Hasil riset dua kampus tersebut menyatakan air di lubang tambang dinyatakan baik dan laik konsumsi. Dari 10 yang ditawarkan, dua lubang tambang di pit L11N1 dan pit LI13W1 dinyatakan baik.

Diketahui, Indominco merupakan satu dari delapan anak usaha Grup Indotambangraya Megah. Berdiri sejak 11 November 1998, perusahaan ini memegang Kontrak Perjanjian Karya Pengusahaan Pertambangan Batubara (PKP2B) dengan konsesi seluas 24.121 hektar. Wilayah konsesi mereka beririsan di tiga wilayah Kalimantan Timur: Kabupaten Kutai Kartanegara, Kota Bontang, dan Kabupaten Kutai Timur.

Pada 2018, pengadilan pernah memutuskan Indominco bersalah dan wajib membayar denda sebesar Rp 3 miliar kepada Negara.
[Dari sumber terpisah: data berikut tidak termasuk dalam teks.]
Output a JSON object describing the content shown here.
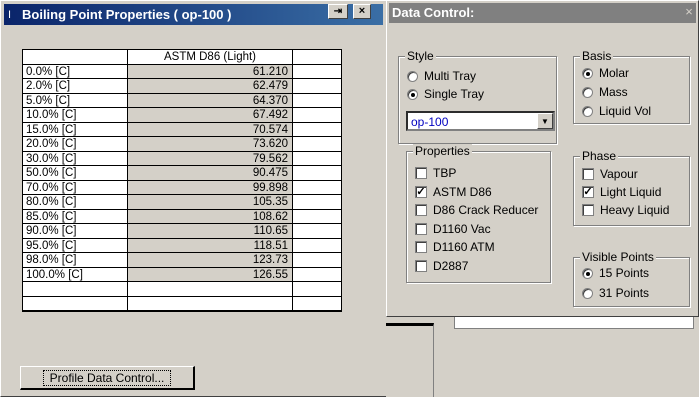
{
  "bp_window": {
    "title": "Boiling Point Properties ( op-100 )",
    "title_icon": "I",
    "pin_button": "pin-icon",
    "close_glyph": "×",
    "column_header": "ASTM D86 (Light)",
    "rows": [
      {
        "label": "0.0% [C]",
        "value": "61.210"
      },
      {
        "label": "2.0% [C]",
        "value": "62.479"
      },
      {
        "label": "5.0% [C]",
        "value": "64.370"
      },
      {
        "label": "10.0% [C]",
        "value": "67.492"
      },
      {
        "label": "15.0% [C]",
        "value": "70.574"
      },
      {
        "label": "20.0% [C]",
        "value": "73.620"
      },
      {
        "label": "30.0% [C]",
        "value": "79.562"
      },
      {
        "label": "50.0% [C]",
        "value": "90.475"
      },
      {
        "label": "70.0% [C]",
        "value": "99.898"
      },
      {
        "label": "80.0% [C]",
        "value": "105.35"
      },
      {
        "label": "85.0% [C]",
        "value": "108.62"
      },
      {
        "label": "90.0% [C]",
        "value": "110.65"
      },
      {
        "label": "95.0% [C]",
        "value": "118.51"
      },
      {
        "label": "98.0% [C]",
        "value": "123.73"
      },
      {
        "label": "100.0% [C]",
        "value": "126.55"
      }
    ],
    "profile_button": "Profile Data Control..."
  },
  "dc_window": {
    "title": "Data Control:",
    "close_glyph": "×",
    "style": {
      "legend": "Style",
      "multi_tray": "Multi Tray",
      "single_tray": "Single Tray",
      "selected": "single_tray"
    },
    "stream_select": {
      "value": "op-100"
    },
    "properties": {
      "legend": "Properties",
      "items": [
        {
          "label": "TBP",
          "checked": false
        },
        {
          "label": "ASTM D86",
          "checked": true
        },
        {
          "label": "D86 Crack Reducer",
          "checked": false
        },
        {
          "label": "D1160 Vac",
          "checked": false
        },
        {
          "label": "D1160 ATM",
          "checked": false
        },
        {
          "label": "D2887",
          "checked": false
        }
      ]
    },
    "basis": {
      "legend": "Basis",
      "items": [
        "Molar",
        "Mass",
        "Liquid Vol"
      ],
      "selected": 0
    },
    "phase": {
      "legend": "Phase",
      "items": [
        {
          "label": "Vapour",
          "checked": false
        },
        {
          "label": "Light Liquid",
          "checked": true
        },
        {
          "label": "Heavy Liquid",
          "checked": false
        }
      ]
    },
    "visible_points": {
      "legend": "Visible Points",
      "items": [
        "15 Points",
        "31 Points"
      ],
      "selected": 0
    }
  },
  "colors": {
    "titlebar_active": "#0a246a",
    "titlebar_inactive": "#808080",
    "face": "#d4d0c8"
  }
}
Hukuman ini dijatuhkan lantaran tanpa seizin Menteri Kementerian Lingkungan Hidup dan Kehutanan, mereka terbukti menimbun dan menyimpan limbah B3 yakni Fly Ash dan Bottom Ash. Limbah berbahaya itu adalah hasil operasional PLTU Indominco.

Dalam laporan Jatam Kaltim berjudul Membunuh Sungai disebutkan, perusahaan ini diduga kuat berperan terhadap pencemaran di Sungai Santan. Limbah tailing yang mereka buang menyebabkan punahnya biota asli Sungai Santan seperti kerang kepah dan ikan biawan.

Ambisi Pemkot Bontang

Pemkot Bontang, DPRD, hingga Perumda Tirta Taman terlihat cukup getol dan kompak mendukung realisasi rencana ini. Maret 2021, Polnes merilis hasil kajiannya terkait air di dua void Indominco. Mereka menyebut air laik digunakan, bahkan masuk kategori B alias layak untuk bahan baku air minum.
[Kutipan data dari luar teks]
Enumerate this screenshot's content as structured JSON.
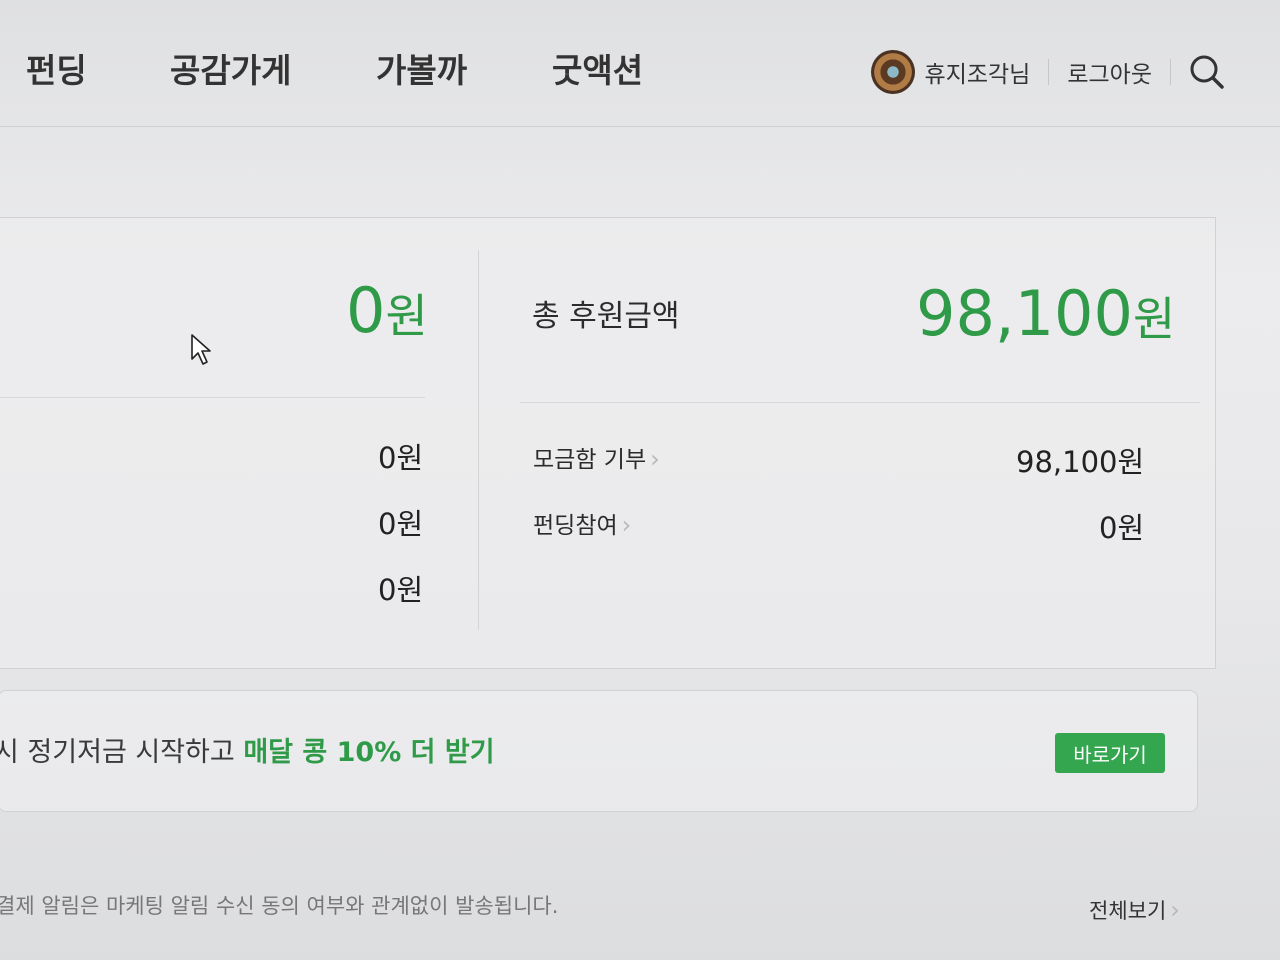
{
  "nav": {
    "items": [
      {
        "label": "펀딩"
      },
      {
        "label": "공감가게"
      },
      {
        "label": "가볼까"
      },
      {
        "label": "굿액션"
      }
    ],
    "user_name": "휴지조각님",
    "logout_label": "로그아웃"
  },
  "summary": {
    "left_total_value": "0",
    "left_total_unit": "원",
    "left_rows": [
      {
        "value": "0원"
      },
      {
        "value": "0원"
      },
      {
        "value": "0원"
      }
    ],
    "total_label": "총 후원금액",
    "total_value": "98,100",
    "total_unit": "원",
    "details": [
      {
        "label": "모금함 기부",
        "value": "98,100원"
      },
      {
        "label": "펀딩참여",
        "value": "0원"
      }
    ]
  },
  "promo": {
    "text_prefix": "시 정기저금 시작하고 ",
    "text_highlight": "매달 콩 10% 더 받기",
    "button_label": "바로가기"
  },
  "footer": {
    "notice": "결제 알림은 마케팅 알림 수신 동의 여부와 관계없이 발송됩니다.",
    "view_all_label": "전체보기"
  },
  "colors": {
    "accent": "#2f9a48",
    "button": "#33a64f"
  }
}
Sebulan setelahnya, Pemkot Bontang membentuk Tim Percepatan Pemenuhan Air Bersih untuk mengawal realisasi pemanfaatan void Indominco. Dalam Surat Keputusan Wali Kota Nomor: 188.45/240/DPUPR/2021, anggota tim di antaranya Dinas Lingkungan Hidup (DLH); Badan Perencanaan, Penelitian, dan Pengembangan; Dinas Pekerjaan Umum dan Penataan Ruang; dan Perumda Tirta Taman.

Rencana itu bukan tanpa penolakan. Sejumlah Masyarakat yang tergabung dalam Warga Bontang Bergerak (WBB) melakukan aksi unjuk rasa di jembatan hauling Indominco, jalan poros Bontang–Samarinda, Desa Suka Rahmat, Kutai Timur, pada Desember 2021. Aksi itu bersamaan dengan kedatangan Gubernur Kaltim Isran Noor untuk meninjau void.
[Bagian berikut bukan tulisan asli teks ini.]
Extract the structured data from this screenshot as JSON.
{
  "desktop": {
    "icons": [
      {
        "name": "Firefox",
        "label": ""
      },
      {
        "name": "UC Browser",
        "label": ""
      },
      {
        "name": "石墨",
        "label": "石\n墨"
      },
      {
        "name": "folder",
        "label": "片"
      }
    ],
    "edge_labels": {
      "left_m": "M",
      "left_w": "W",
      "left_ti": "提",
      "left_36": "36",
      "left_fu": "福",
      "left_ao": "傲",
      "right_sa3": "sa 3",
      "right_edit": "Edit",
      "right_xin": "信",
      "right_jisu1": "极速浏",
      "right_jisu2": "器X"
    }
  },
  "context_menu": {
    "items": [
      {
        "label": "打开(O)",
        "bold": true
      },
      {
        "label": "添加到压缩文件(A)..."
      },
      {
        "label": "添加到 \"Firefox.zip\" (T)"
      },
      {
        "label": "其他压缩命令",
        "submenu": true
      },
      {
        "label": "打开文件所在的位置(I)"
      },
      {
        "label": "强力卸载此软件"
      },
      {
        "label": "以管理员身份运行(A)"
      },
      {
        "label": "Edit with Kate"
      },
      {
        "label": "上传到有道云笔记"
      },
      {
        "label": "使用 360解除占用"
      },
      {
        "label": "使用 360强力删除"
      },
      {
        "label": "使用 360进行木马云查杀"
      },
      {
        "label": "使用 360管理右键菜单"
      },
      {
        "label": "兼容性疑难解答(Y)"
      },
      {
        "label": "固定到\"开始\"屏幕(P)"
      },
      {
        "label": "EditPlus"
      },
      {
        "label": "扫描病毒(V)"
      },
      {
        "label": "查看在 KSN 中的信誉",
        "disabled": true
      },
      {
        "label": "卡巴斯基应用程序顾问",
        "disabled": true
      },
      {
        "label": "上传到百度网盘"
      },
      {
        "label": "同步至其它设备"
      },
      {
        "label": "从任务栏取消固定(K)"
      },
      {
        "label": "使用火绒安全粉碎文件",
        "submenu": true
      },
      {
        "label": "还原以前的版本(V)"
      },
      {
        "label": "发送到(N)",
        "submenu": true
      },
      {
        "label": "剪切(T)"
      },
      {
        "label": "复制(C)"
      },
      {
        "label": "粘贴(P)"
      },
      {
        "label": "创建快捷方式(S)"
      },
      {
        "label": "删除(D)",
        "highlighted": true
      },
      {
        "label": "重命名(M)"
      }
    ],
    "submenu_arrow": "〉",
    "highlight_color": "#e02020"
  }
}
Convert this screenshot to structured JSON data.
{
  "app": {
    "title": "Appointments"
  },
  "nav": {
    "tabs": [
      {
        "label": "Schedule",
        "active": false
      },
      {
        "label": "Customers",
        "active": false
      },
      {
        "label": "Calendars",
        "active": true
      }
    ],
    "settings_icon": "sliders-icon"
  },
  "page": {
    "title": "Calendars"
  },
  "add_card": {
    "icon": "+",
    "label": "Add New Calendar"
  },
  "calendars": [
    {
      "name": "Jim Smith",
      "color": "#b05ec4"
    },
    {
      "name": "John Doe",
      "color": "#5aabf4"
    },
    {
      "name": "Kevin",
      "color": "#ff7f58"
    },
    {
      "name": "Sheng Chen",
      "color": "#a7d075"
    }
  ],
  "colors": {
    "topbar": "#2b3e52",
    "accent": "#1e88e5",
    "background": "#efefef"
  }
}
Koordinator aksi, Fajri Sunaryo, tegas menyatakan penolakannya terhadap rencana ini. Selain berbahaya bagi kesehatan, menurutnya pemerintah belum mencari langkah-langkah lebih luas terkait ancaman krisis air.

“Kalau seperti air seperti itu dikonsumsi, jelas sangat berbahaya,” kata Fajri kala itu dalam orasinya.

Persoalan krisis air di Bontang, sebutnya, salah satunya karena ekosistem di bagian hulu sudah rusak akibat aktivitas tambang. Dan akhirnya mengurangi debit dan juga volume air yang ada di dalam tanah.

Aktivitas tambang juga menyebabkan Bontang kebanjiran. Pengupasan lahan yang terjadi akibat pertambangan di hulu menyebabkan kawasan resapan air hilang. Padahal, Kawasan hutan seharusnya menjadi pertahanan Bontang.

“Ini kemunduran cara berfikir. langkah kebijakan yang ditawarkan sangat tidak solutif. Di hulu mereka berdansa, di hilir kita menderita. Bayangkan, mereka merusak yang sudah ada. Lalu menawarkan solusi yang rentan dan berbahaya,” tegasnya.

Penolakan itu kontras dengan langkah Pemkot Bontang, DPRD Bontang, dan Perumda Tirta Taman yang sangat getol untuk merealisasikan rencana tersebut. Perumda Tirta Taman bahkan mengurus berbagai perizinan pemanfaatan void. Termasuk izin lingkungan ke Kementerian Lingkungan Hidup dan Kehutanan di Jakarta.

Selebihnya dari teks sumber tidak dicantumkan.